He had a 93% pass completion rate, won two aerial duels and completed one dribble – stats which may not sound particularly groundbreaking, but considering it was his first game back he can be pleased with his efforts.

At one point in the game, McTominay flashed a wonderful ball into the feet of Cristiano Ronaldo, and while the pass may not have resulted in a goal, it reminded us of how crucial he can be when United are looking to break through the lines.

Ultimately, it gave us a glimpse of what McTominay can do in terms of transitioning the ball from defence to attack, but like most United fans, you were probably already aware of his progressive play.

McTominay perhaps doesn’t get the credit he deserves given how many positions he’s played in at such a young age. At just 24, he’s already played at centre-back, as a defensive midfielder and as a box-to-box midfielder, and so far he’s yet to look out of his depth in any position.

Most United fans would agree that McTominay is better going forward than he is at defending, and had Ole Gunnar Solskjaer signed a defensive midfielder in the summer, we could have seen the best of the Scotsman as an attacking outlet.

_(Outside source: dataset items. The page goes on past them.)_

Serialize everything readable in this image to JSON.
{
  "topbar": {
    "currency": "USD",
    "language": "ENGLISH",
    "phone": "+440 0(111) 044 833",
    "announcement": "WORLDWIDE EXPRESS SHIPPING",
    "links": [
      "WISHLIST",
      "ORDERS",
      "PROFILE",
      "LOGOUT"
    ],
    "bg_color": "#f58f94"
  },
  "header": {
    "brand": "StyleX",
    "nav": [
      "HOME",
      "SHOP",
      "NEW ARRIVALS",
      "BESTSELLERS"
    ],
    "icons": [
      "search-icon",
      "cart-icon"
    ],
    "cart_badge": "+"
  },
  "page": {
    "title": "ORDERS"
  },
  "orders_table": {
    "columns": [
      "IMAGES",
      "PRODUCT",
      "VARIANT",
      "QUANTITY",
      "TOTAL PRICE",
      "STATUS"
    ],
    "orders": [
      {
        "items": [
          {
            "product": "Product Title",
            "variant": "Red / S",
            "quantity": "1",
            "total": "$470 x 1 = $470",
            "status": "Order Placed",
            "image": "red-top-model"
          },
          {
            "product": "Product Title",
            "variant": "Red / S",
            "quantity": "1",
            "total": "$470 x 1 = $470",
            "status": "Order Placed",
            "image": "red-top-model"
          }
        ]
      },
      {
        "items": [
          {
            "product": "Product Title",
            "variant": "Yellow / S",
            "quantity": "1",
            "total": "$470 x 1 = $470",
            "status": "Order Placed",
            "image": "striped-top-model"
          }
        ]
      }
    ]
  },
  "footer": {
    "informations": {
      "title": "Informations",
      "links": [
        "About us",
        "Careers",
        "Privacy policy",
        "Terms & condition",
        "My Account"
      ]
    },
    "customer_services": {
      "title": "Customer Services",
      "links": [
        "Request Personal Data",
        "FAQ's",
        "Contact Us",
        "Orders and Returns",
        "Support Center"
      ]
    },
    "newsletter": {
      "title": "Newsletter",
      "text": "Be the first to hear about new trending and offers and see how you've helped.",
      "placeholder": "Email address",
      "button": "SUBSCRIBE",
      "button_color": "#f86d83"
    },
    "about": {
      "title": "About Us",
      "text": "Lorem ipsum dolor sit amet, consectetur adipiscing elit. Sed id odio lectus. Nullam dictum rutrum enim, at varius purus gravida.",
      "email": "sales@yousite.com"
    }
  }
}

However, United’s inability to strengthen their midfield arsenal means McTominay has been asked to shift his role slightly.

As we can see from the midfielder’s heatmap against Leeds, he likes to surge forward and cover every inch of grass, hassling defenders into making mistakes and helping teammates out in the channels.

However, when we look at his heatmap from the game against West Ham – after the transfer window had closed and it became clear United wouldn’t be signing a defensive midfielder, by the way – we can see the majority of his work was done in the centre of the pitch and there was much less box-to-box work being done.

Is it too soon to suggest Solskjaer has located his plan B having not signed a defensive midfielder?

33-year-old Nemanja Matic is the only defensively-minded midfielder at United, and while he’s definitely still got the quality to play the role, unfortunately, he doesn’t have the legs to play three times a week. Therefore, Solskjaer may see McTominay as the best man for the job.

Given McTominay has experience playing at centre-back he certainly has the defensive nous, and when you consider his ability to play progressive passes through the lines, all of a sudden United could have themselves the defensive midfielder they’ve been searching for.

Most people would agree that McTominay’s best position is as a number eight, but with United lacking a defensive midfielder, their attempts to find a stopgap could actually result in them finding a long-term solution.

Arguably, McTominay is the one midfielder at the club who can attack as well as defend – something Solskjaer recently admitted he looks for in a midfielder – but for now, it may be that he is asked to concentrate on the latter.